The Gulf of Mexico being at or above normal this time of year can further aid in the transport of warmer air northward, which is what helped fuel the multi-state outbreak on Friday night.
As the warmer air from the Gulf moved north, a very strong low-pressure area was moving out of the Rockies and into the Great Lakes region. This pulled the warm and moist air even farther northward.
Radar of the multi-state tornado as it moved into Mayfield, Kentucky.

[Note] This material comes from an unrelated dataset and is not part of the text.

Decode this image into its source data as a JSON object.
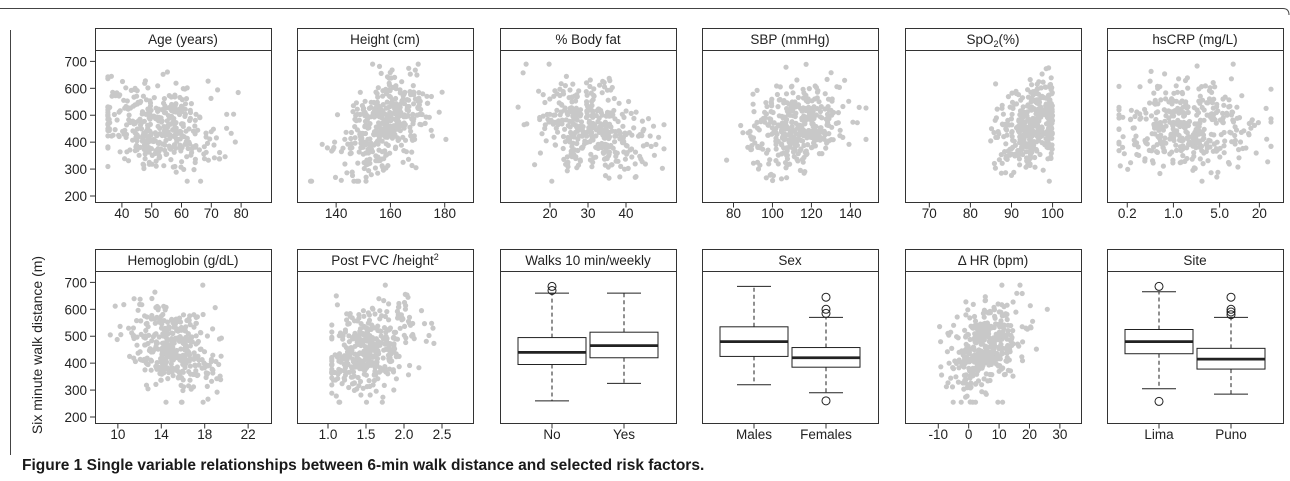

Depodwin said the four main ingredients needed for severe weather were prevalent to ignite the outbreak.
"You need moisture, which we had from the Gulf of Mexico. You need instability, rising air. You need colder air aloft, we had that. You need some type of lifting mechanism, a cold front in this case. And then you need some type of turning in the atmosphere or wind shear, as we call it," he explained.
All four ingredients have to come together perfectly to trigger a strong outbreak, as they did on Friday.
“This sort of reminded me of a March or April type setup, certainly something we don't see often at all," he said, adding that it's even more unusual to see this type of setup in December due to a lack of warm air.
A storm that will shift east out of the Rockies this week will draw warm air northward ahead of it. The system will produce damaging winds along its path across the central U.S., and AccuWeather forecasters are monitoring for the potential for gusty showers and thunderstorms, but also the possibility that some thunderstorms may turn severe.
"If you live in any parts of the middle of the country or the Mississippi Valley, in the next week or so, we have to keep an eye on one or two chances for severe weather. And then, as we head more into January, we typically see a lull in the severe weather before it ramps back up," said Depodwin.
As for the possibility for another outbreak like last Friday night, Depodwin says it's unlikely.
"There can certainly be more tornadoes this month, though," he said.